Complex Regional Pain Syndrome (CRPS) Causes and Symptoms
What Causes of Regional Pain Syndrome?
There is no single cause, but rather multiple causes that produce many symptoms. Clinical research suggests that pain receptors in the affected area of the body become responsive to a group of nervous system messengers called catecholamines. In injury-related cases, the CRPS syndrome can be caused by an immune response triggering which may lead to multiple inflammatory symptoms such as redness, swelling, and warmth in the affected area of the body. It is also believed that CRPS may interfere with the healing process. CRPS can also be heightened by emotional stress. Chronic pain management may become necessary for the patient to find relief from their symptoms.
What Are the Symptoms of Complex Regional Pain Syndrome?
The most common symptom of CRPS is intense, continuous pain that worsens rather than diminishing over time.
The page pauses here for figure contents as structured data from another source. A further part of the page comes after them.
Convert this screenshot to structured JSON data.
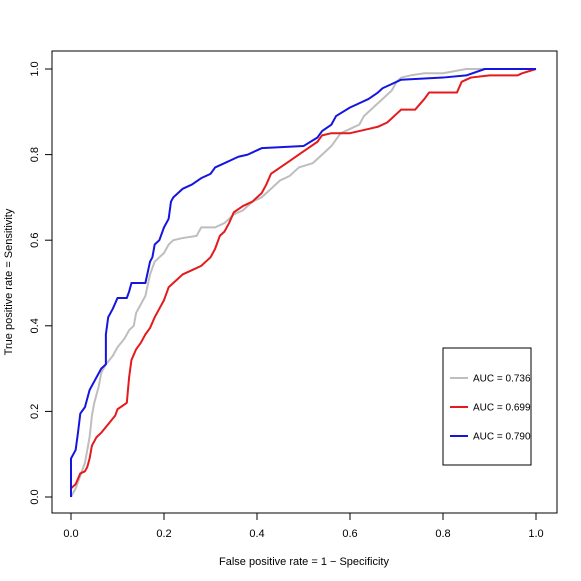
{
  "chart_data": {
    "type": "line",
    "title": "",
    "xlabel": "False positive rate = 1 − Specificity",
    "ylabel": "True positive rate = Sensitivity",
    "xlim": [
      0,
      1
    ],
    "ylim": [
      0,
      1
    ],
    "x_ticks": [
      "0.0",
      "0.2",
      "0.4",
      "0.6",
      "0.8",
      "1.0"
    ],
    "y_ticks": [
      "0.0",
      "0.2",
      "0.4",
      "0.6",
      "0.8",
      "1.0"
    ],
    "grid": false,
    "legend_position": "bottom-right",
    "series": [
      {
        "name": "AUC =  0.736",
        "color": "#bebebe",
        "points": [
          [
            0,
            0
          ],
          [
            0.01,
            0.02
          ],
          [
            0.02,
            0.05
          ],
          [
            0.03,
            0.08
          ],
          [
            0.04,
            0.14
          ],
          [
            0.045,
            0.19
          ],
          [
            0.05,
            0.22
          ],
          [
            0.06,
            0.26
          ],
          [
            0.065,
            0.29
          ],
          [
            0.075,
            0.31
          ],
          [
            0.09,
            0.33
          ],
          [
            0.1,
            0.35
          ],
          [
            0.115,
            0.37
          ],
          [
            0.125,
            0.39
          ],
          [
            0.135,
            0.4
          ],
          [
            0.14,
            0.43
          ],
          [
            0.15,
            0.45
          ],
          [
            0.16,
            0.47
          ],
          [
            0.17,
            0.52
          ],
          [
            0.18,
            0.55
          ],
          [
            0.19,
            0.56
          ],
          [
            0.2,
            0.57
          ],
          [
            0.21,
            0.59
          ],
          [
            0.22,
            0.6
          ],
          [
            0.24,
            0.605
          ],
          [
            0.27,
            0.61
          ],
          [
            0.28,
            0.63
          ],
          [
            0.31,
            0.63
          ],
          [
            0.33,
            0.64
          ],
          [
            0.35,
            0.66
          ],
          [
            0.37,
            0.67
          ],
          [
            0.39,
            0.69
          ],
          [
            0.41,
            0.7
          ],
          [
            0.43,
            0.72
          ],
          [
            0.45,
            0.74
          ],
          [
            0.47,
            0.75
          ],
          [
            0.49,
            0.77
          ],
          [
            0.52,
            0.78
          ],
          [
            0.54,
            0.8
          ],
          [
            0.56,
            0.82
          ],
          [
            0.58,
            0.85
          ],
          [
            0.6,
            0.86
          ],
          [
            0.62,
            0.87
          ],
          [
            0.63,
            0.89
          ],
          [
            0.65,
            0.91
          ],
          [
            0.67,
            0.93
          ],
          [
            0.69,
            0.95
          ],
          [
            0.7,
            0.97
          ],
          [
            0.71,
            0.98
          ],
          [
            0.73,
            0.985
          ],
          [
            0.76,
            0.99
          ],
          [
            0.8,
            0.99
          ],
          [
            0.85,
            1.0
          ],
          [
            0.9,
            1.0
          ],
          [
            0.95,
            1.0
          ],
          [
            1.0,
            1.0
          ]
        ]
      },
      {
        "name": "AUC =  0.699",
        "color": "#e41a1c",
        "points": [
          [
            0,
            0.02
          ],
          [
            0.01,
            0.03
          ],
          [
            0.02,
            0.055
          ],
          [
            0.03,
            0.06
          ],
          [
            0.035,
            0.07
          ],
          [
            0.04,
            0.09
          ],
          [
            0.045,
            0.12
          ],
          [
            0.055,
            0.14
          ],
          [
            0.065,
            0.15
          ],
          [
            0.08,
            0.17
          ],
          [
            0.095,
            0.19
          ],
          [
            0.1,
            0.205
          ],
          [
            0.12,
            0.22
          ],
          [
            0.125,
            0.28
          ],
          [
            0.13,
            0.32
          ],
          [
            0.14,
            0.345
          ],
          [
            0.15,
            0.36
          ],
          [
            0.16,
            0.38
          ],
          [
            0.17,
            0.395
          ],
          [
            0.18,
            0.42
          ],
          [
            0.19,
            0.44
          ],
          [
            0.2,
            0.46
          ],
          [
            0.21,
            0.49
          ],
          [
            0.23,
            0.51
          ],
          [
            0.24,
            0.52
          ],
          [
            0.26,
            0.53
          ],
          [
            0.28,
            0.54
          ],
          [
            0.3,
            0.56
          ],
          [
            0.31,
            0.58
          ],
          [
            0.32,
            0.61
          ],
          [
            0.33,
            0.62
          ],
          [
            0.34,
            0.64
          ],
          [
            0.35,
            0.665
          ],
          [
            0.37,
            0.68
          ],
          [
            0.39,
            0.69
          ],
          [
            0.41,
            0.71
          ],
          [
            0.42,
            0.73
          ],
          [
            0.43,
            0.755
          ],
          [
            0.45,
            0.77
          ],
          [
            0.47,
            0.785
          ],
          [
            0.49,
            0.8
          ],
          [
            0.51,
            0.815
          ],
          [
            0.53,
            0.83
          ],
          [
            0.54,
            0.845
          ],
          [
            0.56,
            0.85
          ],
          [
            0.58,
            0.85
          ],
          [
            0.6,
            0.85
          ],
          [
            0.62,
            0.855
          ],
          [
            0.64,
            0.86
          ],
          [
            0.66,
            0.865
          ],
          [
            0.68,
            0.875
          ],
          [
            0.69,
            0.885
          ],
          [
            0.7,
            0.895
          ],
          [
            0.71,
            0.905
          ],
          [
            0.74,
            0.905
          ],
          [
            0.76,
            0.93
          ],
          [
            0.77,
            0.945
          ],
          [
            0.83,
            0.945
          ],
          [
            0.84,
            0.97
          ],
          [
            0.86,
            0.98
          ],
          [
            0.9,
            0.985
          ],
          [
            0.96,
            0.985
          ],
          [
            0.97,
            0.99
          ],
          [
            1.0,
            1.0
          ]
        ]
      },
      {
        "name": "AUC =  0.790",
        "color": "#1515e0",
        "points": [
          [
            0,
            0
          ],
          [
            0,
            0.09
          ],
          [
            0.01,
            0.11
          ],
          [
            0.015,
            0.15
          ],
          [
            0.02,
            0.195
          ],
          [
            0.03,
            0.21
          ],
          [
            0.04,
            0.25
          ],
          [
            0.05,
            0.27
          ],
          [
            0.065,
            0.3
          ],
          [
            0.075,
            0.31
          ],
          [
            0.075,
            0.38
          ],
          [
            0.08,
            0.42
          ],
          [
            0.09,
            0.44
          ],
          [
            0.1,
            0.465
          ],
          [
            0.12,
            0.465
          ],
          [
            0.125,
            0.48
          ],
          [
            0.13,
            0.5
          ],
          [
            0.16,
            0.5
          ],
          [
            0.17,
            0.55
          ],
          [
            0.175,
            0.56
          ],
          [
            0.18,
            0.59
          ],
          [
            0.19,
            0.6
          ],
          [
            0.2,
            0.63
          ],
          [
            0.21,
            0.65
          ],
          [
            0.215,
            0.69
          ],
          [
            0.22,
            0.7
          ],
          [
            0.24,
            0.72
          ],
          [
            0.26,
            0.73
          ],
          [
            0.28,
            0.745
          ],
          [
            0.3,
            0.755
          ],
          [
            0.31,
            0.77
          ],
          [
            0.33,
            0.78
          ],
          [
            0.35,
            0.79
          ],
          [
            0.36,
            0.795
          ],
          [
            0.38,
            0.8
          ],
          [
            0.4,
            0.81
          ],
          [
            0.41,
            0.815
          ],
          [
            0.5,
            0.82
          ],
          [
            0.53,
            0.84
          ],
          [
            0.54,
            0.855
          ],
          [
            0.56,
            0.87
          ],
          [
            0.57,
            0.89
          ],
          [
            0.6,
            0.91
          ],
          [
            0.62,
            0.92
          ],
          [
            0.64,
            0.93
          ],
          [
            0.66,
            0.945
          ],
          [
            0.67,
            0.955
          ],
          [
            0.69,
            0.965
          ],
          [
            0.71,
            0.975
          ],
          [
            0.8,
            0.98
          ],
          [
            0.85,
            0.985
          ],
          [
            0.89,
            1.0
          ],
          [
            1.0,
            1.0
          ]
        ]
      }
    ]
  }
}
CRPS symptoms vary in severity and length. A simple injury to a finger can spread to include the whole arm and in some cases travel to the opposite extremity. The most common symptoms of CRPS are:
- Swelling in affected joints
- Stiffness in affected joints
- Burning pain
- Changes in nail and hair growth patterns, including rapid or no growth
- Motor disability such as a decreased ability to move the affected body part
- Significant changes in skin temperature and appearance. The skin on one extremity can appear warmer or cooler compared to the opposite extremity. Skin can change color and appear blotchy, purple pale or red. The skin may sometimes sweat excessively.